Specific Objectives of the Activity
The planned research activity will address a major uncertainty in the development of tropical storms over the Atlantic Ocean - how they evolve from preexisting tropical waves that develop over Africa during the summer season. If the data gathering phase of the proposed activity is successful, our research should lead to a better understanding of why some tropical waves become hurricanes over the eastern and central Atlantic and why others do not. This in turn will add predictive skill to current medium-range weather forecasts over the tropical Atlantic, and longer lead times for preparedness in the downstream regions, including the US and Caribbean Sea region.

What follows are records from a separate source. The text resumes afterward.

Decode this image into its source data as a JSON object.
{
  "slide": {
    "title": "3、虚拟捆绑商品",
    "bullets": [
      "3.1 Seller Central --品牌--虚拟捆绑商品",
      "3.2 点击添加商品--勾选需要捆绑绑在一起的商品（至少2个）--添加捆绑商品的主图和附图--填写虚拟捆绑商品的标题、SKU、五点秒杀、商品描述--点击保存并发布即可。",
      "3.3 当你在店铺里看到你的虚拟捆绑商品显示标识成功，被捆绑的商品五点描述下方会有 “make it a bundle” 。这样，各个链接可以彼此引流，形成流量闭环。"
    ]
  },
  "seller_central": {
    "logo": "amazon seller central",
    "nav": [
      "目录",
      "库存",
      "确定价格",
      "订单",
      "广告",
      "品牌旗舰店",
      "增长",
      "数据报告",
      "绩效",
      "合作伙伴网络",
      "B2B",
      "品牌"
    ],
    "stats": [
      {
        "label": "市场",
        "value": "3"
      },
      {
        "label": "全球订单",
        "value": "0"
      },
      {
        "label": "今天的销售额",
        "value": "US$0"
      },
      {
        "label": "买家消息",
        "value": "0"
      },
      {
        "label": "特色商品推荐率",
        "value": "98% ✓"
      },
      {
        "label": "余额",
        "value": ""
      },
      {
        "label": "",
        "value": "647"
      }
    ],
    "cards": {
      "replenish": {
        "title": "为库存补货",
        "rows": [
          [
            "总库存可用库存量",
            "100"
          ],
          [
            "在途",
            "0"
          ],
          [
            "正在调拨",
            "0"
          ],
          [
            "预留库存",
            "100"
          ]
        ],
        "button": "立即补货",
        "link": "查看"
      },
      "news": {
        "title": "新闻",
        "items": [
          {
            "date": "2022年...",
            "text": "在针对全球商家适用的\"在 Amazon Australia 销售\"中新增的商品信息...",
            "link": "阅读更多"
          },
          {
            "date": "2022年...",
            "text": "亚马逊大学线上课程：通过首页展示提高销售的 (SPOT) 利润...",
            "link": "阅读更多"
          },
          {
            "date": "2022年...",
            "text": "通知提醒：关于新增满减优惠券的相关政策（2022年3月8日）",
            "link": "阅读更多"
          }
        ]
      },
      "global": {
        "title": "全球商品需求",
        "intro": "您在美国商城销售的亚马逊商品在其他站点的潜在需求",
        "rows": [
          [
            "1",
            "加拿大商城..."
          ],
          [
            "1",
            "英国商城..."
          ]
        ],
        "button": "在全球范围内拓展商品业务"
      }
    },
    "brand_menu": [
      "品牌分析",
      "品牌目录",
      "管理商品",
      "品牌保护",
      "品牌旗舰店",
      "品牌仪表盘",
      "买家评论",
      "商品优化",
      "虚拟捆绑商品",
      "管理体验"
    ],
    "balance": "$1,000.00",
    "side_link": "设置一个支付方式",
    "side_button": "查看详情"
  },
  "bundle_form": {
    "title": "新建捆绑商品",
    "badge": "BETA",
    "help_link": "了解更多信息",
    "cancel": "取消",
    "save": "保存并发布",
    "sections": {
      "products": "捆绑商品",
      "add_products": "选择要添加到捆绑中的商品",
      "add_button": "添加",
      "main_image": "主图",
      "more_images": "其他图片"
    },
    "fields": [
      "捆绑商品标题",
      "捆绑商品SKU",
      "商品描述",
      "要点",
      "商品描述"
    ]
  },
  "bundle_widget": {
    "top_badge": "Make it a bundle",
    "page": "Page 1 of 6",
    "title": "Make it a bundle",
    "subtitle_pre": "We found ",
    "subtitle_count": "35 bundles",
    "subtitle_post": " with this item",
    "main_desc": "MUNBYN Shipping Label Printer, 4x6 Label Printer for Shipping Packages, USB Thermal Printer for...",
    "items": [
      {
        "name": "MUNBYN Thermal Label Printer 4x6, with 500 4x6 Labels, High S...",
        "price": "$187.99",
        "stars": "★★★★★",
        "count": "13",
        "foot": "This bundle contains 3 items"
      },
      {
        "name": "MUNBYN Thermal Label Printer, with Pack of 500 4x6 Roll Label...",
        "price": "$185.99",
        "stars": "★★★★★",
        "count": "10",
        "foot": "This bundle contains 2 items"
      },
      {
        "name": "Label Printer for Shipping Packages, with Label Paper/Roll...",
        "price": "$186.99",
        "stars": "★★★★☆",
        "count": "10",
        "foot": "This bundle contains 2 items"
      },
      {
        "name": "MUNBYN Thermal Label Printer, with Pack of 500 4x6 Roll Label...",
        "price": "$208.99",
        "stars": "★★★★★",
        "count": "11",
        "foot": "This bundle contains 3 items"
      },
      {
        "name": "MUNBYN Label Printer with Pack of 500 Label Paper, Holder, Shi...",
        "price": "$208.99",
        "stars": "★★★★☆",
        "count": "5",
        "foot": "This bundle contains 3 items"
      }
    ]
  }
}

It has been more than 3 decades since the GARP Atlantic Tropical Experiment (GATE), the largest tropical field program, which was focused on convection over tropical oceans and the meteorology of the eastern tropical Atlantic. Despite this, much of our knowledge of African easterly waves (hereafter termed AEW's) is based on observations from this one field program. Most of the GATE-based studies have involved a compositing approach, where observations about different waves were averaged together to obtain the characteristics of a "mean wave". The first such summaries of GATE waves (e.g. Reed et al (1977), Norquist et al., 1977) have been widely used as a standard for future studies.

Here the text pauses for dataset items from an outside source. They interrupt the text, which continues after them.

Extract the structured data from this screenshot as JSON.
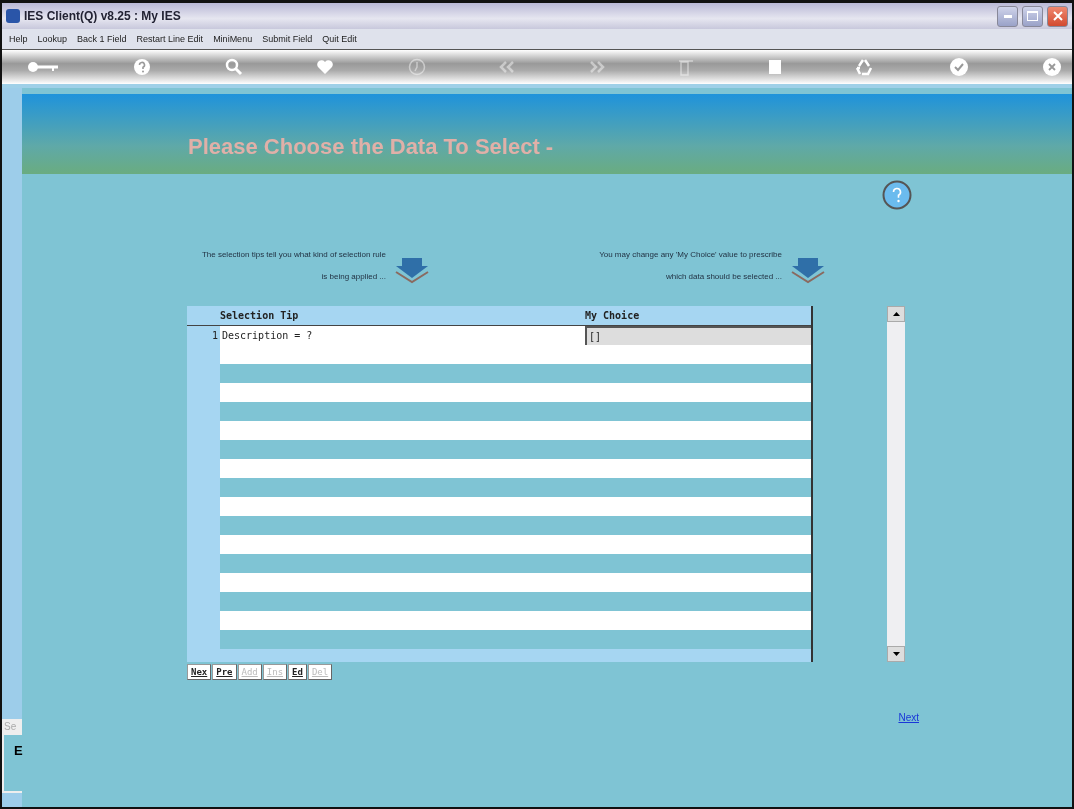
{
  "window": {
    "title": "IES Client(Q) v8.25 : My IES"
  },
  "menu": [
    "Help",
    "Lookup",
    "Back 1 Field",
    "Restart Line Edit",
    "MiniMenu",
    "Submit Field",
    "Quit Edit"
  ],
  "toolbar": [
    {
      "kind": "key",
      "disabled": false
    },
    {
      "kind": "help",
      "disabled": false
    },
    {
      "kind": "search",
      "disabled": false
    },
    {
      "kind": "heart",
      "disabled": false
    },
    {
      "kind": "clock",
      "disabled": true
    },
    {
      "kind": "back",
      "disabled": true
    },
    {
      "kind": "forward",
      "disabled": true
    },
    {
      "kind": "bin",
      "disabled": true
    },
    {
      "kind": "square",
      "disabled": false
    },
    {
      "kind": "recycle",
      "disabled": false
    },
    {
      "kind": "check",
      "disabled": false
    },
    {
      "kind": "close",
      "disabled": false
    }
  ],
  "heading": "Please Choose the Data To Select -",
  "tips": {
    "left": "The selection tips tell you what kind of selection rule is being applied ...",
    "right": "You may change any 'My Choice' value to prescribe which data should be selected ..."
  },
  "table": {
    "columns": [
      "Selection Tip",
      "My Choice"
    ],
    "rows": [
      {
        "number": "1",
        "tip": "Description = ?",
        "choice": "[]"
      }
    ]
  },
  "row_buttons": [
    {
      "label": "Nex",
      "disabled": false
    },
    {
      "label": "Pre",
      "disabled": false
    },
    {
      "label": "Add",
      "disabled": true
    },
    {
      "label": "Ins",
      "disabled": true
    },
    {
      "label": "Ed",
      "disabled": false
    },
    {
      "label": "Del",
      "disabled": true
    }
  ],
  "next_link": "Next",
  "side_panel": {
    "label": "Se",
    "value": "E"
  }
}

Compositing studies, despite their very valuable results, have, by their very design, not been able to provide many details about the intensification process that occurs during the transition of AEW's into tropical storms. Case studies (e.g. Carlson 1969, Pedgley and Krishnamurti 1976, Berry and Thorncroft 2005, Sall and Sauvageot, 2005), although being able to provide clues to such processes in principle, but have usually been handicapped by poor in-situ observations over the region. As a result, most observational studies of tropical cyclogenesis have involved storms developing in the Caribbean or Gulf of Mexico regions, where they can be more intensively examined with research aircraft. Unfortunately, most such cyclogenesis events are not typical of the tropical cyclogenesis that is responsible for most of the intense hurricanes in the Atlantic basin. The strongest hurricanes in the Atlantic (categories 3-5) are usually associated with AEW's (Landsea, 1993) that show clear signs of development in the eastern Atlantic; these are know as "Cape Verde" storms, after the islands just west of the African coast, close to where these storms first become apparent in satellite imagery.

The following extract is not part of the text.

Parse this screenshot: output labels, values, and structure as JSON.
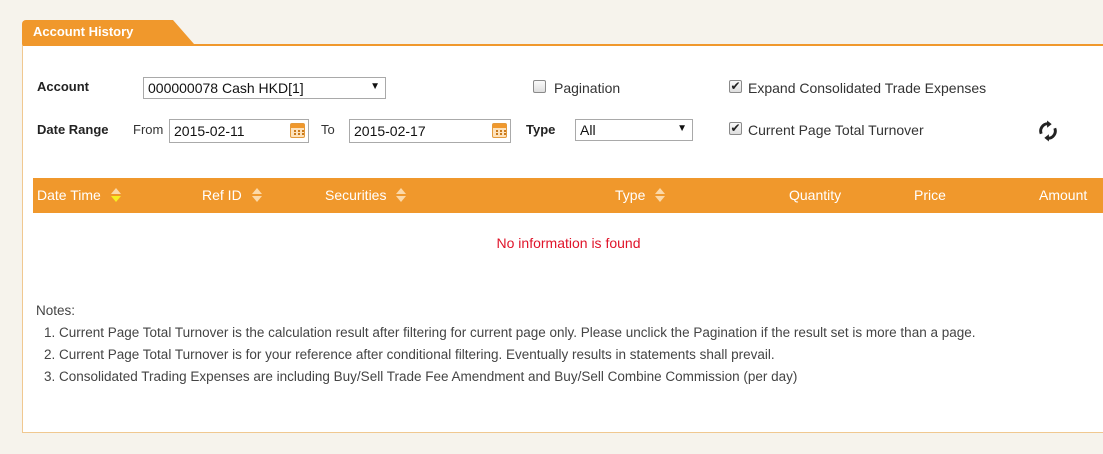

The objective of our component of the NAMMA activity is to describe the cyclogenesis process from DC-8 flight level, dropwindsonde, and other in-situ measurements. The relative strength of the AEW's, including those sampled by the DC-8 and those not sampled, will be determined from wind soundings made by a special pilot balloon network in west Africa that we will establish prior to the aircraft program. Our web site will eventually describe aspects of both the pilot balloon network and the DC-8 aircraft program.